Hari, bulan, dan...hidup.
Agustus 2009
Lika menutup bukunya, dan segera mengalihkan pikirannya kepada
pelajaran. Jam pelajaran terakhipun berakhir. Lika menghampiri meja Aya,
dan mengajak Aya pulang bersama setelah usai bercerita dan kumpul dengan
teman – temannya di kantin. Aya pun mengiyakan ajakan Lika. Keluar dari
kelas, Lika dan kawan – kawan menuju kantin untuk bercerita, bercanda dan
ngemil bersama.
(^,^) (^.^) (^_^)

7

“Aya makasih ya, setelah kau cerita kemarin...aku jadi ingin sepertimu,
tetap kuat dan tegar.” peluk Lika ke Aya.

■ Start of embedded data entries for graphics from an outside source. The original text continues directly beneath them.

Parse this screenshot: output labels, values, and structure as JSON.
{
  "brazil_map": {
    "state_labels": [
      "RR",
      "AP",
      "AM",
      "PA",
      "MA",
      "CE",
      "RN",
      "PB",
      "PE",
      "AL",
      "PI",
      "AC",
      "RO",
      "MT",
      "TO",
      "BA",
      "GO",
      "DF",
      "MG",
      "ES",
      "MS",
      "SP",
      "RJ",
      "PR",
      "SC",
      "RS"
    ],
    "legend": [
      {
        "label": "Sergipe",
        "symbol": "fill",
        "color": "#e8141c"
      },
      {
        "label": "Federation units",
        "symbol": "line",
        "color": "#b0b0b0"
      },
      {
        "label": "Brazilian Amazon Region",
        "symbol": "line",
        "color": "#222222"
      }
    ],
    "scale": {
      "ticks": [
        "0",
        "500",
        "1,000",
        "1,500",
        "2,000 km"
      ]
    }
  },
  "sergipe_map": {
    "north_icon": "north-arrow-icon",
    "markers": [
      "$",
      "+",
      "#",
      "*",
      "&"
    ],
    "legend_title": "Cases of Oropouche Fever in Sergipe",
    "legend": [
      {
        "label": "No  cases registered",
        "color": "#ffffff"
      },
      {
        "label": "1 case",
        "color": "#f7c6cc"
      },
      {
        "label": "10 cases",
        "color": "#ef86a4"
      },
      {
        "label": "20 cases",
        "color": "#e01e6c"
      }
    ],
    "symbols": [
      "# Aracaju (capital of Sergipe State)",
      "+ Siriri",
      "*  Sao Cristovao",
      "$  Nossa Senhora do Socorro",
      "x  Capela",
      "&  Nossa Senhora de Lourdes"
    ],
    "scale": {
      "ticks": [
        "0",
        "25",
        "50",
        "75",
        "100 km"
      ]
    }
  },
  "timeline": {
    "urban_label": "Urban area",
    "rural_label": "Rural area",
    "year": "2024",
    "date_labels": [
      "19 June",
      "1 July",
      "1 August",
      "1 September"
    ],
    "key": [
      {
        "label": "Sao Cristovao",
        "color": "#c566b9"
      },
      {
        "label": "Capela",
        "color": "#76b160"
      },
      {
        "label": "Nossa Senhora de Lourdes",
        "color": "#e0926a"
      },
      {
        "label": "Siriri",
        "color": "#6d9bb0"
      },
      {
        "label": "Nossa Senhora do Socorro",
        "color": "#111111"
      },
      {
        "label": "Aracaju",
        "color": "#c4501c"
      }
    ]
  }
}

“Koe durung ngerti yo, konco – konco awake dewe kuwi akeh sing
koyo aku lho, tapi yo bedo – bedo... eneng sing iso tetep tegar lan eneng sing
bunuh diri, yo memang angel nek wis melebu ning jero lingkaran tresno.”
senyum Aya. Lika kaget mendengar itu semua, apalagi saat dia diceritakan
semua tentang teman – temannya, yang hampir seperempat perempuan di
sekolahnya mengalami hal seperti itu. Ia bersyukur masih bisa bertahan dan
melindungi dirinya.
Mereka saling menatap dan tersenyum, dan sama – sama berkata, “
matur nuwun sahabat....” lalu memandangi danau dari Bukit Cinta.